There are 1 best solutions below

1
On BEST ANSWER

The short answer is that $$E[S_{n-1}^2] = n\sigma_{x}^2$$


A slightly longer answer involves considering a sample $X_1,X_2,...,X_n$ drawn from a population with mean $\mu$ and variance $\sigma^2$. In most sampling situations, both $\mu$ and $\sigma^2$ are unknown and are typically estimated by $\bar X$ and $S_{n-1}^2$, respectively where $$\bar X = \frac1n \sum_1^nX_i$$and $$S_{n-1}^2 = \frac 1{n-1} \sum_1^n(X_i - \bar X)^2$$ $\bar X$ and $S_{n-1}^2$ are respectively chosen as estimators of $\mu$ and $\sigma^2$ because they are unbiased - that is they have expected values equal to the things that they are estimating. In other words $E[\bar X] = \mu$ and $E[S_{n-1}^2] = \sigma^2$

Although $\bar X$ (the sample mean) is an unbiased estimator of $\mu$, any estimate derived from a sample mean is still only an estimate and if a different sample had been drawn a different estimate would have been obtained. Because of this, it is reasonable to want to know how much variability there is in estimates based on $\bar X$ and one measure of this is provided by $Var[\bar X]$, the variance of $\bar X$, which is given by$$Var[\bar X] = \frac{\sigma^2}n$$

The left hand side of this expression is, in the notation of your textbook, simply $\sigma_x^2$ so, taking square roots, the expression leads directly to your text's result that $\sigma_x = \sigma/\sqrt{n}$. Alternatively this can be re-written as $n\sigma_x^2 = \sigma^2$ and, as already noted, this latter has a right hand side equal to $E[S_{n-1}^2]$ leading to the result stated as the short answer.

To answer your question in words $\sigma_x$ and $S_{n-1}^2$ are related and they are related through the unknown variance $\sigma^2$.


Although not directly related to your question, you also mention $S_n^2$. This is given by $$S_n^2 = \frac 1n \sum_1^n(X_i - \bar X)^2$$ and it should be fairly apparent how a comparison of the expressions for $S_{n-1}^2$ and $S_n^2$ leads to your text's result that $S_{n-1}^2 = \frac n{n-1}S_n^2$.

Intuitively, perhaps, $S_n^2$ might seem to be a better choice as an estimator of $\sigma^2$ than $S_{n-1}^2$ which, with its $n-1$ divisor seems, at first sight, a bit counter-intuitive. $S_{n-1}^2$ turns out to be the better choice because $\mu$ is unknown.

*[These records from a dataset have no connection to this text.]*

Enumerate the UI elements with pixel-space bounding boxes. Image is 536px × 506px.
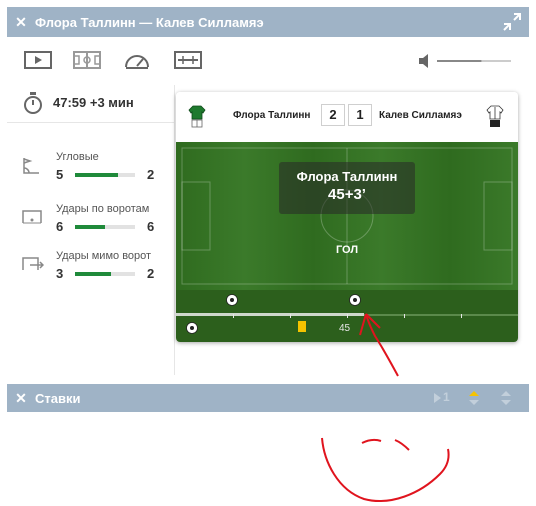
- annotation-arrow: [365, 313, 399, 377]
- annotation-left-eye: [361, 438, 382, 444]
- annotation-right-eye: [394, 439, 410, 451]
- annotation-overlay: [321, 313, 450, 503]
- annotation-smile: [321, 437, 450, 503]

If $\mu$ were known, it would be possible to use sample statistics based on $\sum(X_i - \mu)^2$. However, because (generally) $\mu$ is unknown, it is replaced by $\bar X$ and sample statistics for estimating $\sigma^2$ are instead based on $\sum(X_i - \bar X)^2$. The expected values of these two statistics are subtly different.For the former $E[\sum_1^n(X_i - \mu)^2] = n\sigma^2$ whilst for the latter $E[\sum_1^n(X_i - \bar X)^2] =(n-1)\sigma^2$.

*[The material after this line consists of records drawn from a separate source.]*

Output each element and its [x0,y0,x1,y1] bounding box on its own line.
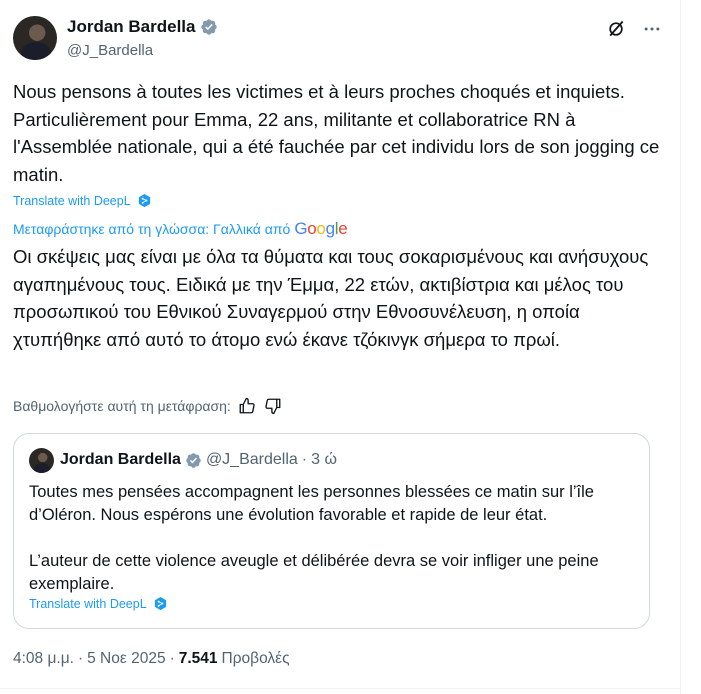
meta-separator: · [169,650,175,667]
views-label: Προβολές [221,650,290,667]
quote-author-name[interactable]: Jordan Bardella [60,451,181,469]
quote-text: Toutes mes pensées accompagnent les pers… [29,483,599,593]
quote-author-handle[interactable]: @J_Bardella [206,451,298,469]
avatar[interactable] [13,16,57,60]
views-count: 7.541 [178,650,218,667]
rate-translation: Βαθμολογήστε αυτή τη μετάφραση: [13,396,283,416]
google-logo: Google [294,219,348,238]
column-divider [680,0,681,694]
author-handle[interactable]: @J_Bardella [67,42,153,59]
quoted-tweet[interactable]: Jordan Bardella @J_Bardella · 3 ώ Toutes… [13,433,650,629]
quote-avatar[interactable] [29,448,54,473]
quote-separator: · [301,451,308,468]
meta-separator: · [77,650,84,667]
quote-header: Jordan Bardella @J_Bardella · 3 ώ [60,451,337,469]
tweet-text: Nous pensons à toutes les victimes et à … [13,81,665,185]
deepl-label[interactable]: Translate with DeepL [13,194,131,208]
verified-badge-icon [186,452,201,468]
tweet-time[interactable]: 4:08 μ.μ. [13,650,74,668]
tweet-header: Jordan Bardella @J_Bardella [13,16,663,64]
author-name-row[interactable]: Jordan Bardella [67,17,218,37]
header-actions [605,18,663,40]
translated-text: Οι σκέψεις μας είναι με όλα τα θύματα κα… [13,246,649,350]
thumbs-up-icon[interactable] [237,396,257,416]
quote-time[interactable]: 3 ώ [311,451,337,469]
grok-icon[interactable] [605,18,627,40]
quote-deepl-label[interactable]: Translate with DeepL [29,597,147,611]
verified-badge-icon [200,19,217,35]
thumbs-down-icon[interactable] [263,396,283,416]
quote-translate-deepl-link[interactable]: Translate with DeepL [29,596,168,611]
more-icon[interactable] [641,18,663,40]
deepl-icon [154,596,166,611]
bottom-divider [0,688,680,689]
translation-source[interactable]: Μεταφράστηκε από τη γλώσσα: Γαλλικά από … [13,219,348,239]
author-name[interactable]: Jordan Bardella [67,17,196,37]
tweet-date[interactable]: 5 Νοε 2025 [87,650,165,668]
translate-deepl-link[interactable]: Translate with DeepL [13,193,152,208]
rate-label: Βαθμολογήστε αυτή τη μετάφραση: [13,398,231,414]
translated-by-label[interactable]: Μεταφράστηκε από τη γλώσσα: Γαλλικά από [13,221,290,237]
deepl-icon [138,193,150,208]
tweet-meta: 4:08 μ.μ. · 5 Νοε 2025 · 7.541 Προβολές [13,650,290,668]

It is the latter result that leads to $S_{n-1}^2$ being an unbiased estimator for the unknown variance $\sigma^2$ (and $S_n^2$ being biased). So the choice of the statistic with the $n-1$ divisor (i.e. $S_{n-1}^2$) being favoured over the $n$ divisor version (i.e. $S_n^2$) depends on $\mu$ being unknown. If $\mu$ were known then it would be possible to construct alternative statistics, say $T_{n-1}^2$ and $T_n^2$ where $$T_{n-1}^2 = \frac 1{n-1}\sum_1^n(X_i - \mu)^2$$ and $$T_n^2 = \frac 1n\sum_1^n(X_i - \mu)^2$$ and, in this case, it would be $T_n^2$ (the statistic with a divisor of n) that would provide the unbiased estimator of $\sigma^2$ and so would be the preferred choice.

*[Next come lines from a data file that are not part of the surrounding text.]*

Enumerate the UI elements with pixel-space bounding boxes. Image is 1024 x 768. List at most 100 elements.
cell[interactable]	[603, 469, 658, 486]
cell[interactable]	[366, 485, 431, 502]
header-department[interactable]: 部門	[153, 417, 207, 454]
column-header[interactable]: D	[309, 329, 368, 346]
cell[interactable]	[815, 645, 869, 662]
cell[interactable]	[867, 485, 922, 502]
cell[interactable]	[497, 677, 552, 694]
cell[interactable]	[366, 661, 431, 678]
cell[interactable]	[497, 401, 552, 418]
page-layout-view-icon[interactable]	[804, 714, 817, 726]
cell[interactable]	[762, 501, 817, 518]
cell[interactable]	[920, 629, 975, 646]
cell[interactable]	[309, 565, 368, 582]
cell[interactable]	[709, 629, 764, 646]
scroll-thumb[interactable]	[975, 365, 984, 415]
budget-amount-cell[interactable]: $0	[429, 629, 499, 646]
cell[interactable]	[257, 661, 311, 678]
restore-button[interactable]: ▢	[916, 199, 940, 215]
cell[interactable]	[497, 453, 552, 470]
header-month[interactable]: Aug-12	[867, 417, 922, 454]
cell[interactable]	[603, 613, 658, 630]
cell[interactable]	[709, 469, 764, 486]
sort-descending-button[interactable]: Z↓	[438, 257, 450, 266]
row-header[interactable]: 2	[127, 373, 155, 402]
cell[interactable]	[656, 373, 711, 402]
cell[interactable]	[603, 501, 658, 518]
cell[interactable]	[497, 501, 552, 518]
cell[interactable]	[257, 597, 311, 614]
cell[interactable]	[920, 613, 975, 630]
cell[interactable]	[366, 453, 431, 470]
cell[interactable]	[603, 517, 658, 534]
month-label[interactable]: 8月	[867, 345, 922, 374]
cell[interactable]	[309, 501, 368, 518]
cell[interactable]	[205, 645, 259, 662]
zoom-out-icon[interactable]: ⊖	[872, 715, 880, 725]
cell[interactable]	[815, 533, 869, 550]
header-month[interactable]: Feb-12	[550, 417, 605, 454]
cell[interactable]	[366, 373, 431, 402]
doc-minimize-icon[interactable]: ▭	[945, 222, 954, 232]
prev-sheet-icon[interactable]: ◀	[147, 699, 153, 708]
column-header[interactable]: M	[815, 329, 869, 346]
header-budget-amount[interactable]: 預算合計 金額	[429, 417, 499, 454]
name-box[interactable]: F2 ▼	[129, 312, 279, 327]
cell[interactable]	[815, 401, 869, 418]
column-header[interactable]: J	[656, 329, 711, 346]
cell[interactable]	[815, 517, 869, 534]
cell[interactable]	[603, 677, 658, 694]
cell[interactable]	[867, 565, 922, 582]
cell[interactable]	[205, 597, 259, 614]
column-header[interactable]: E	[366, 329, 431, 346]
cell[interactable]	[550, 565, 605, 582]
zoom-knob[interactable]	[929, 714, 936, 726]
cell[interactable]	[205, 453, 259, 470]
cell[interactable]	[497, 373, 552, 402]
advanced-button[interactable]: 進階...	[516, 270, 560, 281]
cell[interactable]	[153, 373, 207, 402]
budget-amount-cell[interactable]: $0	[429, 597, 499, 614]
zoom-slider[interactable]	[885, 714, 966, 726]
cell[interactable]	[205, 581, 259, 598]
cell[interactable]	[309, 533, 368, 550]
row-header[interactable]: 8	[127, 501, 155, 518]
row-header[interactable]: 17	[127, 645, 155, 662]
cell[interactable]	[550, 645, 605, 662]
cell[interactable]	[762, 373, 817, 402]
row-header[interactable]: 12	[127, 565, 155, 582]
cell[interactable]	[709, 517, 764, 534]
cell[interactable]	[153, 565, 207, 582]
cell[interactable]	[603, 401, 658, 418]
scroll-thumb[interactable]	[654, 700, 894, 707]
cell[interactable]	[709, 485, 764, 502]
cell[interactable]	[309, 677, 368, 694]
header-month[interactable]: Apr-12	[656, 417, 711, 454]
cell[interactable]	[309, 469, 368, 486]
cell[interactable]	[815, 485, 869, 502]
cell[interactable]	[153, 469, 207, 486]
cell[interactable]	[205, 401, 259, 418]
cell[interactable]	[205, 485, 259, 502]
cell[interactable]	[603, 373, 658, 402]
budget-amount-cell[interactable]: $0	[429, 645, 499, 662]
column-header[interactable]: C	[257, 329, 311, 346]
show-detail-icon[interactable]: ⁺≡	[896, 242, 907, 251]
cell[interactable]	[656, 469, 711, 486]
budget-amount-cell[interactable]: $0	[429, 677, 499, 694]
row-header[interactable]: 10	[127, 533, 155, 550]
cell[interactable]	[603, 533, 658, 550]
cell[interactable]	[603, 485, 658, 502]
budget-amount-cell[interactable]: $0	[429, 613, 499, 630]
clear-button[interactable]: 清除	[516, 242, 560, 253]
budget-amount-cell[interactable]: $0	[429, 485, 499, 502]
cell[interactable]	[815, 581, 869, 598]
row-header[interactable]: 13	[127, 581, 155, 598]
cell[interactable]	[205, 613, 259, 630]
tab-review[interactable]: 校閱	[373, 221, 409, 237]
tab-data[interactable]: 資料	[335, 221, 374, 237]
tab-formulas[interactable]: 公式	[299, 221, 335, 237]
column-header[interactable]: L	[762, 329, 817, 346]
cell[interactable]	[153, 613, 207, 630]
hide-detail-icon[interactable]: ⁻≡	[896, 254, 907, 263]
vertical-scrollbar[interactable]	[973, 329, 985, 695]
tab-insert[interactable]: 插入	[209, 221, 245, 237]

Calculating the various expected values noted or implied in the sections above is not onerous but it does require some knowledge of the various "rules" for expected values such as $E[cX] = cE[X]$, $E[X + Y] = E[X] + E[Y]$, $E[XY] = E[X]E[Y]$ (for independent $X$,$Y$) and, of course, $Var[X] = E[(X - E[X])^2]$.